Apple said it complied with orders from the Chinese government to remove the Meta-owned WhatsApp and Threads from its App Store in China. Apple also removed Telegram and Signal from China.
The New York Times similarly wrote that “a person briefed on the situation said the Chinese government had found content on WhatsApp and Threads about China’s president, Xi Jinping, that was inflammatory and violated the country’s cybersecurity laws. The specifics of what was in the content was unclear, the person said.”
“These apps and many foreign apps are normally blocked on Chinese networks by the ‘Great Firewall’—the country’s extensive cybersystem of censorship—and can only be used with a virtual private network or other proxy tools,” Reuters wrote.
“For years, Apple has bowed to Beijing’s demands that it block an array of apps, including newspapers, VPNs, and encrypted messaging services,” The New York Times noted yesterday.
This is the best summary I could come up with:
The New York Times similarly wrote that "a person briefed on the situation said the Chinese government had found content on WhatsApp and Threads about China’s president, Xi Jinping, that was inflammatory and violated the country’s cybersecurity laws.
WhatsApp, Threads, Telegram, and Signal were reportedly still available on Apple devices in Hong Kong and Macau, China’s special administrative regions.

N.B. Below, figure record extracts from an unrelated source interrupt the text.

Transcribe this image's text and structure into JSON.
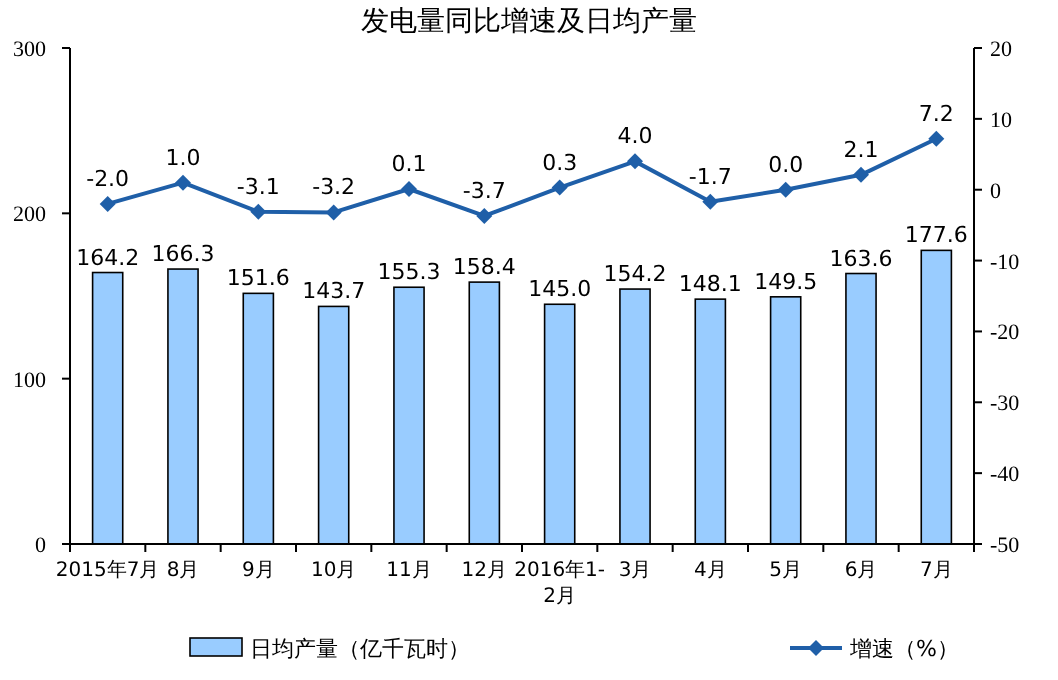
{
  "chart_data": {
    "type": "bar",
    "title": "发电量同比增速及日均产量",
    "categories": [
      "2015年7月",
      "8月",
      "9月",
      "10月",
      "11月",
      "12月",
      "2016年1-2月",
      "3月",
      "4月",
      "5月",
      "6月",
      "7月"
    ],
    "series": [
      {
        "name": "日均产量（亿千瓦时）",
        "color": "#99ccff",
        "values": [
          164.2,
          166.3,
          151.6,
          143.7,
          155.3,
          158.4,
          145.0,
          154.2,
          148.1,
          149.5,
          163.6,
          177.6
        ],
        "value_labels": [
          "164.2",
          "166.3",
          "151.6",
          "143.7",
          "155.3",
          "158.4",
          "145.0",
          "154.2",
          "148.1",
          "149.5",
          "163.6",
          "177.6"
        ]
      },
      {
        "name": "增速（%）",
        "type": "line",
        "axis": "y2",
        "color": "#1f5fa8",
        "marker": "diamond",
        "values": [
          -2.0,
          1.0,
          -3.1,
          -3.2,
          0.1,
          -3.7,
          0.3,
          4.0,
          -1.7,
          0.0,
          2.1,
          7.2
        ],
        "value_labels": [
          "-2.0",
          "1.0",
          "-3.1",
          "-3.2",
          "0.1",
          "-3.7",
          "0.3",
          "4.0",
          "-1.7",
          "0.0",
          "2.1",
          "7.2"
        ]
      }
    ],
    "ylim": [
      0,
      300
    ],
    "yticks": [
      0,
      100,
      200,
      300
    ],
    "y2lim": [
      -50,
      20
    ],
    "y2ticks": [
      -50,
      -40,
      -30,
      -20,
      -10,
      0,
      10,
      20
    ],
    "legend": "bottom",
    "grid": false
  }
}
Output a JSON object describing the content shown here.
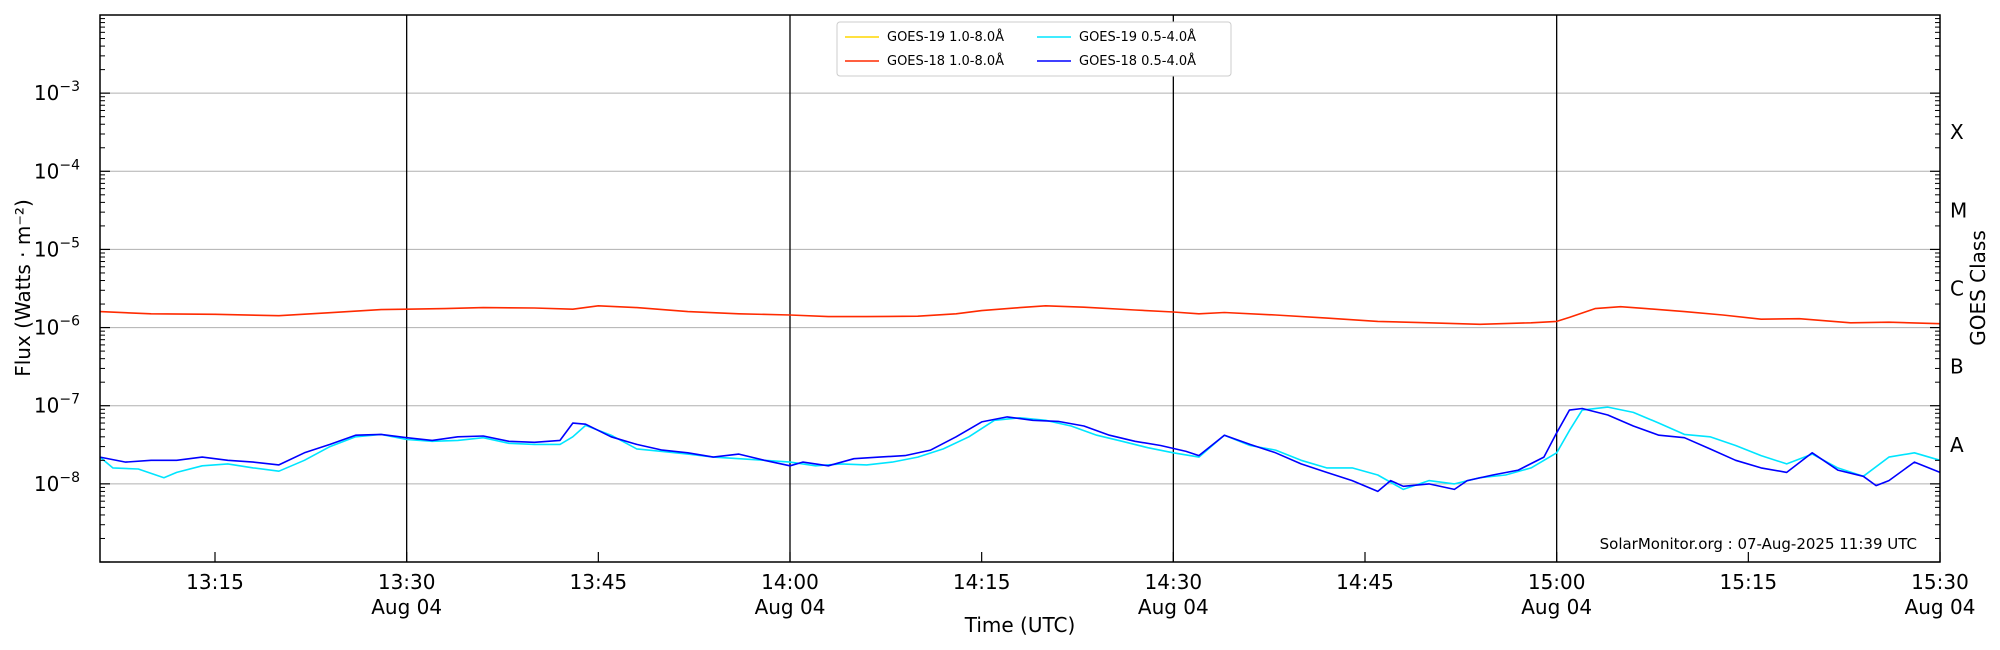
{
  "chart_data": {
    "type": "line",
    "title": "",
    "xlabel": "Time (UTC)",
    "ylabel": "Flux (Watts · m⁻²)",
    "ylabel_right": "GOES Class",
    "y_scale": "log",
    "ylim": [
      "1e-9",
      "1e-2"
    ],
    "xlim": [
      "2025-08-04 13:06",
      "2025-08-04 15:30"
    ],
    "grid": "horizontal",
    "legend_position": "top-center",
    "credit": "SolarMonitor.org : 07-Aug-2025 11:39 UTC",
    "y_ticks": [
      {
        "value": "1e-3",
        "base": "10",
        "exp": "−3"
      },
      {
        "value": "1e-4",
        "base": "10",
        "exp": "−4"
      },
      {
        "value": "1e-5",
        "base": "10",
        "exp": "−5"
      },
      {
        "value": "1e-6",
        "base": "10",
        "exp": "−6"
      },
      {
        "value": "1e-7",
        "base": "10",
        "exp": "−7"
      },
      {
        "value": "1e-8",
        "base": "10",
        "exp": "−8"
      }
    ],
    "x_ticks": [
      {
        "time": "13:15",
        "label": "13:15",
        "date": ""
      },
      {
        "time": "13:30",
        "label": "13:30",
        "date": "Aug 04"
      },
      {
        "time": "13:45",
        "label": "13:45",
        "date": ""
      },
      {
        "time": "14:00",
        "label": "14:00",
        "date": "Aug 04"
      },
      {
        "time": "14:15",
        "label": "14:15",
        "date": ""
      },
      {
        "time": "14:30",
        "label": "14:30",
        "date": "Aug 04"
      },
      {
        "time": "14:45",
        "label": "14:45",
        "date": ""
      },
      {
        "time": "15:00",
        "label": "15:00",
        "date": "Aug 04"
      },
      {
        "time": "15:15",
        "label": "15:15",
        "date": ""
      },
      {
        "time": "15:30",
        "label": "15:30",
        "date": "Aug 04"
      }
    ],
    "goes_classes": [
      {
        "label": "X",
        "low": "1e-4",
        "high": "1e-3"
      },
      {
        "label": "M",
        "low": "1e-5",
        "high": "1e-4"
      },
      {
        "label": "C",
        "low": "1e-6",
        "high": "1e-5"
      },
      {
        "label": "B",
        "low": "1e-7",
        "high": "1e-6"
      },
      {
        "label": "A",
        "low": "1e-8",
        "high": "1e-7"
      }
    ],
    "series": [
      {
        "name": "GOES-19 1.0-8.0Å",
        "color": "#ffd700",
        "x": [],
        "y": []
      },
      {
        "name": "GOES-18 1.0-8.0Å",
        "color": "#ff2a00",
        "x": [
          "13:06",
          "13:10",
          "13:15",
          "13:20",
          "13:24",
          "13:28",
          "13:30",
          "13:33",
          "13:36",
          "13:40",
          "13:43",
          "13:45",
          "13:48",
          "13:52",
          "13:56",
          "14:00",
          "14:03",
          "14:06",
          "14:10",
          "14:13",
          "14:15",
          "14:18",
          "14:20",
          "14:23",
          "14:27",
          "14:30",
          "14:32",
          "14:34",
          "14:38",
          "14:42",
          "14:46",
          "14:50",
          "14:54",
          "14:58",
          "15:00",
          "15:01",
          "15:03",
          "15:05",
          "15:07",
          "15:10",
          "15:13",
          "15:16",
          "15:19",
          "15:23",
          "15:26",
          "15:30"
        ],
        "y": [
          "1.6e-6",
          "1.5e-6",
          "1.48e-6",
          "1.42e-6",
          "1.55e-6",
          "1.7e-6",
          "1.72e-6",
          "1.75e-6",
          "1.8e-6",
          "1.78e-6",
          "1.72e-6",
          "1.9e-6",
          "1.8e-6",
          "1.6e-6",
          "1.5e-6",
          "1.45e-6",
          "1.38e-6",
          "1.38e-6",
          "1.4e-6",
          "1.5e-6",
          "1.65e-6",
          "1.8e-6",
          "1.9e-6",
          "1.82e-6",
          "1.68e-6",
          "1.58e-6",
          "1.5e-6",
          "1.56e-6",
          "1.45e-6",
          "1.32e-6",
          "1.2e-6",
          "1.15e-6",
          "1.1e-6",
          "1.15e-6",
          "1.2e-6",
          "1.35e-6",
          "1.75e-6",
          "1.85e-6",
          "1.75e-6",
          "1.6e-6",
          "1.45e-6",
          "1.28e-6",
          "1.3e-6",
          "1.15e-6",
          "1.17e-6",
          "1.12e-6"
        ]
      },
      {
        "name": "GOES-19 0.5-4.0Å",
        "color": "#00e5ff",
        "x": [
          "13:06",
          "13:07",
          "13:09",
          "13:11",
          "13:12",
          "13:14",
          "13:16",
          "13:18",
          "13:20",
          "13:22",
          "13:24",
          "13:26",
          "13:28",
          "13:30",
          "13:32",
          "13:34",
          "13:36",
          "13:38",
          "13:40",
          "13:42",
          "13:43",
          "13:44",
          "13:46",
          "13:48",
          "13:50",
          "13:52",
          "13:54",
          "13:56",
          "13:58",
          "14:00",
          "14:02",
          "14:04",
          "14:06",
          "14:08",
          "14:10",
          "14:12",
          "14:14",
          "14:16",
          "14:18",
          "14:20",
          "14:22",
          "14:24",
          "14:26",
          "14:28",
          "14:30",
          "14:32",
          "14:34",
          "14:36",
          "14:38",
          "14:40",
          "14:42",
          "14:44",
          "14:46",
          "14:48",
          "14:50",
          "14:52",
          "14:54",
          "14:56",
          "14:58",
          "15:00",
          "15:01",
          "15:02",
          "15:04",
          "15:06",
          "15:08",
          "15:10",
          "15:12",
          "15:14",
          "15:16",
          "15:18",
          "15:20",
          "15:22",
          "15:24",
          "15:26",
          "15:28",
          "15:30"
        ],
        "y": [
          "2.2e-8",
          "1.6e-8",
          "1.55e-8",
          "1.2e-8",
          "1.4e-8",
          "1.7e-8",
          "1.8e-8",
          "1.6e-8",
          "1.45e-8",
          "2e-8",
          "3e-8",
          "4e-8",
          "4.3e-8",
          "3.7e-8",
          "3.5e-8",
          "3.6e-8",
          "3.9e-8",
          "3.3e-8",
          "3.2e-8",
          "3.2e-8",
          "4e-8",
          "5.6e-8",
          "4.2e-8",
          "2.8e-8",
          "2.6e-8",
          "2.4e-8",
          "2.2e-8",
          "2.1e-8",
          "2e-8",
          "1.9e-8",
          "1.7e-8",
          "1.8e-8",
          "1.75e-8",
          "1.9e-8",
          "2.2e-8",
          "2.8e-8",
          "4e-8",
          "6.5e-8",
          "7e-8",
          "6.5e-8",
          "5.5e-8",
          "4.2e-8",
          "3.5e-8",
          "2.9e-8",
          "2.5e-8",
          "2.2e-8",
          "4.2e-8",
          "3.1e-8",
          "2.7e-8",
          "2e-8",
          "1.6e-8",
          "1.6e-8",
          "1.3e-8",
          "8.5e-9",
          "1.1e-8",
          "1e-8",
          "1.2e-8",
          "1.3e-8",
          "1.6e-8",
          "2.5e-8",
          "4.8e-8",
          "8.8e-8",
          "9.6e-8",
          "8.2e-8",
          "6e-8",
          "4.3e-8",
          "4e-8",
          "3.1e-8",
          "2.3e-8",
          "1.8e-8",
          "2.4e-8",
          "1.6e-8",
          "1.25e-8",
          "2.2e-8",
          "2.5e-8",
          "2e-8"
        ]
      },
      {
        "name": "GOES-18 0.5-4.0Å",
        "color": "#0000ff",
        "x": [
          "13:06",
          "13:08",
          "13:10",
          "13:12",
          "13:14",
          "13:16",
          "13:18",
          "13:20",
          "13:22",
          "13:24",
          "13:26",
          "13:28",
          "13:30",
          "13:32",
          "13:34",
          "13:36",
          "13:38",
          "13:40",
          "13:42",
          "13:43",
          "13:44",
          "13:46",
          "13:48",
          "13:50",
          "13:52",
          "13:54",
          "13:56",
          "13:58",
          "14:00",
          "14:01",
          "14:03",
          "14:05",
          "14:07",
          "14:09",
          "14:11",
          "14:13",
          "14:15",
          "14:17",
          "14:19",
          "14:21",
          "14:23",
          "14:25",
          "14:27",
          "14:29",
          "14:31",
          "14:32",
          "14:34",
          "14:36",
          "14:38",
          "14:40",
          "14:42",
          "14:44",
          "14:46",
          "14:47",
          "14:48",
          "14:50",
          "14:52",
          "14:53",
          "14:55",
          "14:57",
          "14:59",
          "15:00",
          "15:01",
          "15:02",
          "15:04",
          "15:06",
          "15:08",
          "15:10",
          "15:12",
          "15:14",
          "15:16",
          "15:18",
          "15:20",
          "15:22",
          "15:24",
          "15:25",
          "15:26",
          "15:28",
          "15:30"
        ],
        "y": [
          "2.2e-8",
          "1.9e-8",
          "2e-8",
          "2e-8",
          "2.2e-8",
          "2e-8",
          "1.9e-8",
          "1.75e-8",
          "2.5e-8",
          "3.2e-8",
          "4.2e-8",
          "4.3e-8",
          "3.9e-8",
          "3.6e-8",
          "4e-8",
          "4.1e-8",
          "3.5e-8",
          "3.4e-8",
          "3.6e-8",
          "6e-8",
          "5.8e-8",
          "4e-8",
          "3.2e-8",
          "2.7e-8",
          "2.5e-8",
          "2.2e-8",
          "2.4e-8",
          "2e-8",
          "1.7e-8",
          "1.9e-8",
          "1.7e-8",
          "2.1e-8",
          "2.2e-8",
          "2.3e-8",
          "2.7e-8",
          "4e-8",
          "6.2e-8",
          "7.2e-8",
          "6.5e-8",
          "6.3e-8",
          "5.5e-8",
          "4.2e-8",
          "3.5e-8",
          "3.1e-8",
          "2.6e-8",
          "2.3e-8",
          "4.2e-8",
          "3.2e-8",
          "2.5e-8",
          "1.8e-8",
          "1.4e-8",
          "1.1e-8",
          "8e-9",
          "1.1e-8",
          "9.3e-9",
          "1e-8",
          "8.5e-9",
          "1.1e-8",
          "1.3e-8",
          "1.5e-8",
          "2.2e-8",
          "4.5e-8",
          "8.8e-8",
          "9.2e-8",
          "7.6e-8",
          "5.5e-8",
          "4.2e-8",
          "3.9e-8",
          "2.8e-8",
          "2e-8",
          "1.6e-8",
          "1.4e-8",
          "2.5e-8",
          "1.5e-8",
          "1.25e-8",
          "9.5e-9",
          "1.1e-8",
          "1.9e-8",
          "1.4e-8"
        ]
      }
    ]
  }
}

The House Commerce Committee last month voted 50–0 to approve a bill that would force TikTok owner ByteDance to sell the company or lose access to the US market.
US lawmakers argue that TikTok poses national security risks, saying that China can use the app to obtain sensitive personal data and manipulate US public opinion.
Stewart reportedly told members of his staff that Apple executives were concerned about potential show topics related to China and artificial intelligence.
“For years, Apple has bowed to Beijing’s demands that it block an array of apps, including newspapers, VPNs, and encrypted messaging services,” The New York Times noted yesterday.
The original article contains 519 words, the summary contains 164 words. Saved 68%. I’m a bot and I’m open source!
Yes, use an Android phone (which you can sideoad apks on), preferably with a custom ROM and Tor, if you have to be in China for whatever reason.
Doesn’t matter where you are. Side loading is a must have for any device, especially phones because a lot of their functions require installing applications. This is like saying privacy is only important if you have something to hide. People are under the assumption that just by enabling side loading they’ll open up their phones to viruses or something. If you don’t need to just stick to your regular app store but having the option is important. If everything you do on your phone is connected to a single company then you aren’t private, it’s only an illusion of privacy.
Oh, certainly I would advocate using Android anywhere, but especially China.
Just be careful if the trusted download sources also get blocked.
I know sideloading is a big concern for the folks over at Signal. They’ve been worried about compromised APKs floating around.
Yeah, Signal is a funny one. Claim to be about privacy and then don’t put their app on F-Droid.
They had a reasonable argument a long time ago. They didn’t want fdroid to sign their app. They wanted to sign their own app. But now fdroid supports reproducible builds where the app developer signs their own app. So that argument has been addressed and they still haven’t done it.
I think The signal leadership is still emotional about the big debate at the time
You can’t even sideload on ios can you? So if Apple removes it from the app store you’re shit outta luck?
Fuck apple. But it stuff like this that makes me have no sympathy for people who buy iphones.
Edit: also fuck China. Just being thorough
So if Apple removes it from the app store you’re shit outta luck?
Not if you’ve installed it before, in which case you can download it from a not-very-well-known purchase history.
You can sideload in a way, but it’s a bit annoying. Unless you pay for an Apple Developer account (IIRC about 100$ a year), you’ll have to re-sideload the app every 7 days.
What a stupid thing. What is this preventing? Like if Apple is trying to prevent you from side loading a malicious app, it’s cool if it’s only malicious for a week?
You can sideload on iOS. It’s not nearly as easy it is on Android, but it’s not hard. Any of us that are developing are doing it consistently.
That said. Sideloading isn’t exactly easy when China’w great firewall is blocking direct download sites and monitoring / censoring search engines, VPNs, ISPs, etc. Things are not like they are in the west.
Only government backdoor unencrypted communications allowed, as is normal in dictatorships.